At First Sight: Carmen Bianchi was named after the opera and music runs through her veins. She's a violin player and in line for a very prestigious competition, and the only thing standing in her way is Jeremy.
A fellow violin virtuoso, Jeremy King, is Carmen's biggest competition and biggest distraction. He riles her up and makes her want to stop doing what other people tell her to do.
Other people being her mother, the once famous soprano Diana. Diana who could never fulfill her dreams of musical greatness and who relentlessly pushes Carmen toward it, even if that means pumping her full of anti-anxiety medications so she can perform even if it leaves her feeling numb.
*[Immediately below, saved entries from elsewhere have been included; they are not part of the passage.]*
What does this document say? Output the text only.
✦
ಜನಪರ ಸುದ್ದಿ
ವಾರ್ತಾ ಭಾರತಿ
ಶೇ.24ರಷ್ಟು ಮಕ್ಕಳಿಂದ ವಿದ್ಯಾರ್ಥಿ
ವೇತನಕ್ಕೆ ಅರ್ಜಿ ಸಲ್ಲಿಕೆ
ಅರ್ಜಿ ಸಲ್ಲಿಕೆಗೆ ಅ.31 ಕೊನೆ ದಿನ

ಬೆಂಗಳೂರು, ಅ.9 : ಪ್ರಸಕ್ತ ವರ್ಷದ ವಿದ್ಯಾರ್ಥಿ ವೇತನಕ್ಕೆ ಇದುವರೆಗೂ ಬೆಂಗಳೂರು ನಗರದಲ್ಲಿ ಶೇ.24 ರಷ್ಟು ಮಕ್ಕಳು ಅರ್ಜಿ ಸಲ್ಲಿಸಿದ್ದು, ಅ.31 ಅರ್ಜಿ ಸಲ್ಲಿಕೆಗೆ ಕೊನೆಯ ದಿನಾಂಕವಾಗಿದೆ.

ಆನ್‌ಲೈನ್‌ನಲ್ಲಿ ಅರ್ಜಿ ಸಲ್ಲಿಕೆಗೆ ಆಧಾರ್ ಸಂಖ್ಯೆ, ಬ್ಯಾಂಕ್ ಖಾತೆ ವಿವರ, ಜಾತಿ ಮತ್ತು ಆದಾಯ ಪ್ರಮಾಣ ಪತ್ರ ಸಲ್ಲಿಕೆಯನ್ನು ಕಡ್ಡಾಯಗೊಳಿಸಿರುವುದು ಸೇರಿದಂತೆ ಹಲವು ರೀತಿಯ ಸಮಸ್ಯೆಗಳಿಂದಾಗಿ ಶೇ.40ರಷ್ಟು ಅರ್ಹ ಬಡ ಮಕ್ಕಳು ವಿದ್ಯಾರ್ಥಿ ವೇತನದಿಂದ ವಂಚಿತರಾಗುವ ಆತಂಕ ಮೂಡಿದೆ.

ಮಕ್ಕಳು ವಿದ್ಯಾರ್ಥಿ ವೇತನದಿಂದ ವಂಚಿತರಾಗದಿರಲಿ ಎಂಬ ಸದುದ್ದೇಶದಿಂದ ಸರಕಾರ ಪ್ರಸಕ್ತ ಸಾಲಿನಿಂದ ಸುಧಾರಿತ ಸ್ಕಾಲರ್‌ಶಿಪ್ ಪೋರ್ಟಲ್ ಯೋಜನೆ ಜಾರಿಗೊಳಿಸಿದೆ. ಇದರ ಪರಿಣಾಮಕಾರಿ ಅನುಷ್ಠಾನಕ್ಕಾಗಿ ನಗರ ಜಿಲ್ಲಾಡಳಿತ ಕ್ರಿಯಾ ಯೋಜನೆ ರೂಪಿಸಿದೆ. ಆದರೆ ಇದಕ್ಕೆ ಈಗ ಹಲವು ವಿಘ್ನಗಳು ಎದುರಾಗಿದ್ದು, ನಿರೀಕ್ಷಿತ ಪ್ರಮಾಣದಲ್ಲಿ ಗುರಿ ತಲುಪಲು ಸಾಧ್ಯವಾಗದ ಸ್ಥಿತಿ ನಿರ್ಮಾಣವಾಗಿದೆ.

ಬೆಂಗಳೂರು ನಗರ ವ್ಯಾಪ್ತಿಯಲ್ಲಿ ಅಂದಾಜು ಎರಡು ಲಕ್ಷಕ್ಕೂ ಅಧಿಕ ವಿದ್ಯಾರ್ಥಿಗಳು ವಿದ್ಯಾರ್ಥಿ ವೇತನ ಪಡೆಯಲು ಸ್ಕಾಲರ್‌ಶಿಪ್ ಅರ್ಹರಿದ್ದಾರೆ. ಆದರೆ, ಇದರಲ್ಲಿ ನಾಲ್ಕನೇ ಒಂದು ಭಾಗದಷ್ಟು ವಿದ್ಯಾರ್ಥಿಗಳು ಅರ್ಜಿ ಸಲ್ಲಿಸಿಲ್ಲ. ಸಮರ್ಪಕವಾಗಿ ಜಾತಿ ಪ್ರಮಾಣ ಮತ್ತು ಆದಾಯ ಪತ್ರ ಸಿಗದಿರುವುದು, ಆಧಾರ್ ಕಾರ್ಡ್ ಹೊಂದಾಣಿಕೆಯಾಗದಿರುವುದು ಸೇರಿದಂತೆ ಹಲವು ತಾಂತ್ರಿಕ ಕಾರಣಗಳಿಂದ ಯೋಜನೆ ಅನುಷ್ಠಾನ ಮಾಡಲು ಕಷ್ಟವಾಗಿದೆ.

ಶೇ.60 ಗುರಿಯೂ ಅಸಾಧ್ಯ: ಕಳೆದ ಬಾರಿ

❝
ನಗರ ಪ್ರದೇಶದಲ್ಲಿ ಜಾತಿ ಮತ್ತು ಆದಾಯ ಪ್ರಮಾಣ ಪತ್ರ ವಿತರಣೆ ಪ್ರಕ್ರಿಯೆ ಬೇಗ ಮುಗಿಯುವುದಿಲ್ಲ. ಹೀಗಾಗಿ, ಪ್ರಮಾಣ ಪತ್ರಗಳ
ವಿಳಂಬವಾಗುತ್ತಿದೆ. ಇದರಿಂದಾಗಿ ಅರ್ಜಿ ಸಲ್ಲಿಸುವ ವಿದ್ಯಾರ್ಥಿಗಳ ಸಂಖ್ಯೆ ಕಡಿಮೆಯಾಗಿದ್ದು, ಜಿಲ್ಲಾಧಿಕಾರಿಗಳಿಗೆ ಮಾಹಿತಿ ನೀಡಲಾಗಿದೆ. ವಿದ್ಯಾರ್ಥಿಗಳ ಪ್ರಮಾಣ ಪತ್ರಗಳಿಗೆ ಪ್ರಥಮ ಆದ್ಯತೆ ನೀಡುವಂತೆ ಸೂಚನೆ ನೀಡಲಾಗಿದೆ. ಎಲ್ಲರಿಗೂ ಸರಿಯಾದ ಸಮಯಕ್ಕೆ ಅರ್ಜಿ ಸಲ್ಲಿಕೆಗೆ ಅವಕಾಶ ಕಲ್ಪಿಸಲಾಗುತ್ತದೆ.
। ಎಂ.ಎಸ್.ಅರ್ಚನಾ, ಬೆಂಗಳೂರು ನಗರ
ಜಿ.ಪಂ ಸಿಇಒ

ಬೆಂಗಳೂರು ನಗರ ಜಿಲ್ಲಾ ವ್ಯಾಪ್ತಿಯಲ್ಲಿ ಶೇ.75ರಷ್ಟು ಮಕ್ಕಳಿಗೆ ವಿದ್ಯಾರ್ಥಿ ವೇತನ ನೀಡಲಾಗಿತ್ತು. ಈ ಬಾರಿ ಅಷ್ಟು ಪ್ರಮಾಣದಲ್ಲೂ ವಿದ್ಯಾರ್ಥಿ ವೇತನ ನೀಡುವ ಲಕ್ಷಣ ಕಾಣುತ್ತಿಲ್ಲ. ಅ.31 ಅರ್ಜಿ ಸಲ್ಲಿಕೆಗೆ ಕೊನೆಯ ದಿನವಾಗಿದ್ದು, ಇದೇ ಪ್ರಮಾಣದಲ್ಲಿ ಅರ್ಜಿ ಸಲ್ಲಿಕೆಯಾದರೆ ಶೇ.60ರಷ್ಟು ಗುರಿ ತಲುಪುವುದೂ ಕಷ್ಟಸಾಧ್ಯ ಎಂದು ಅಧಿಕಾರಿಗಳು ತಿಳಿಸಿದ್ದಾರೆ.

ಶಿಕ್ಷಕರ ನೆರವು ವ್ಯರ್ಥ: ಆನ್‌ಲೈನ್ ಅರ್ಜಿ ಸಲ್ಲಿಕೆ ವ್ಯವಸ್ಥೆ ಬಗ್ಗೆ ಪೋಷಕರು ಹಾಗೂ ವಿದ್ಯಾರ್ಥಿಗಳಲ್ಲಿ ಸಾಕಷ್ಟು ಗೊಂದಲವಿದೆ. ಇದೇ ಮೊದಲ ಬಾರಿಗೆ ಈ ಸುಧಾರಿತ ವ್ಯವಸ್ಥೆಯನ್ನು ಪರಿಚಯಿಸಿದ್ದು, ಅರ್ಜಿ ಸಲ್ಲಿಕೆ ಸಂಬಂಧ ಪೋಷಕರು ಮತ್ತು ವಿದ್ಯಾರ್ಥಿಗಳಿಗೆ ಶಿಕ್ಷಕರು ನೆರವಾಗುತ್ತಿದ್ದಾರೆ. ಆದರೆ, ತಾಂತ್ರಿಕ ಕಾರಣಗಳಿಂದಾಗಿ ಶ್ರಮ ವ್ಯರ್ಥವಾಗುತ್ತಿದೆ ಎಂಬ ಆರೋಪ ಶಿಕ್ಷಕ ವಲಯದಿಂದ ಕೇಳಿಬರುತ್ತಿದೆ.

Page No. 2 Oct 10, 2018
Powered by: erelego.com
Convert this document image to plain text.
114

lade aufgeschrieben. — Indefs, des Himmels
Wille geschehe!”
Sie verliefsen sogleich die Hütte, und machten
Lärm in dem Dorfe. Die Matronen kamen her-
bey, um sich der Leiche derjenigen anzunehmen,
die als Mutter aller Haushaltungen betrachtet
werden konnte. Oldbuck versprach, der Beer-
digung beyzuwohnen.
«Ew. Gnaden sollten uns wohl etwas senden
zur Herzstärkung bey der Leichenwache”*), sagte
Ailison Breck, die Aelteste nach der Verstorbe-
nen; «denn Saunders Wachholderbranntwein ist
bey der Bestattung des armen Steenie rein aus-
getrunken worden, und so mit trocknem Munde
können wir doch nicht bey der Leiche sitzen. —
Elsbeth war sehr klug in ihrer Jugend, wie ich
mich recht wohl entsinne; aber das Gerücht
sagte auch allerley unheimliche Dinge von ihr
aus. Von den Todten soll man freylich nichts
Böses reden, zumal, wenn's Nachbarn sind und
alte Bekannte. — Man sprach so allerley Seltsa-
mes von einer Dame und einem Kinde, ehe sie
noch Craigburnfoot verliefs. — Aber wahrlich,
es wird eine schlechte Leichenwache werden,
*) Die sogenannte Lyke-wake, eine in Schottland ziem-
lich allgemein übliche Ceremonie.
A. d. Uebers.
Second Glance: Oh, Virtuosity, how much I wanted to like you! Sadly, it wasn't so. I can't say what it was but Carmen rubbed me the wrong way right away and I found it hard to read a lot of it at one single time.
I can appreciate that Carmen, Jeremy and even Diana are very flawed characters and all that, but it didn't make me like them or understand them or anything. I just wasn't able to empathize with any of these characters and that was a big problem with me.
Plus, Carmen came off as a poor-little-rich-me sometimes. It's hard to feel sad for someone who is described as hugely talented and owns a violin worth a million dollars. I get she's under a lot of pressure but there is no empathy.
The only character I liked was Carmen's step-dad.
As for the whole situation, it was interesting but a little too dramatic.
Bottom Line: I have the distinct suspicion that this book just wasn't for me. I suppose that if you like Carmen you'll find this book a lot more enjoyable than me.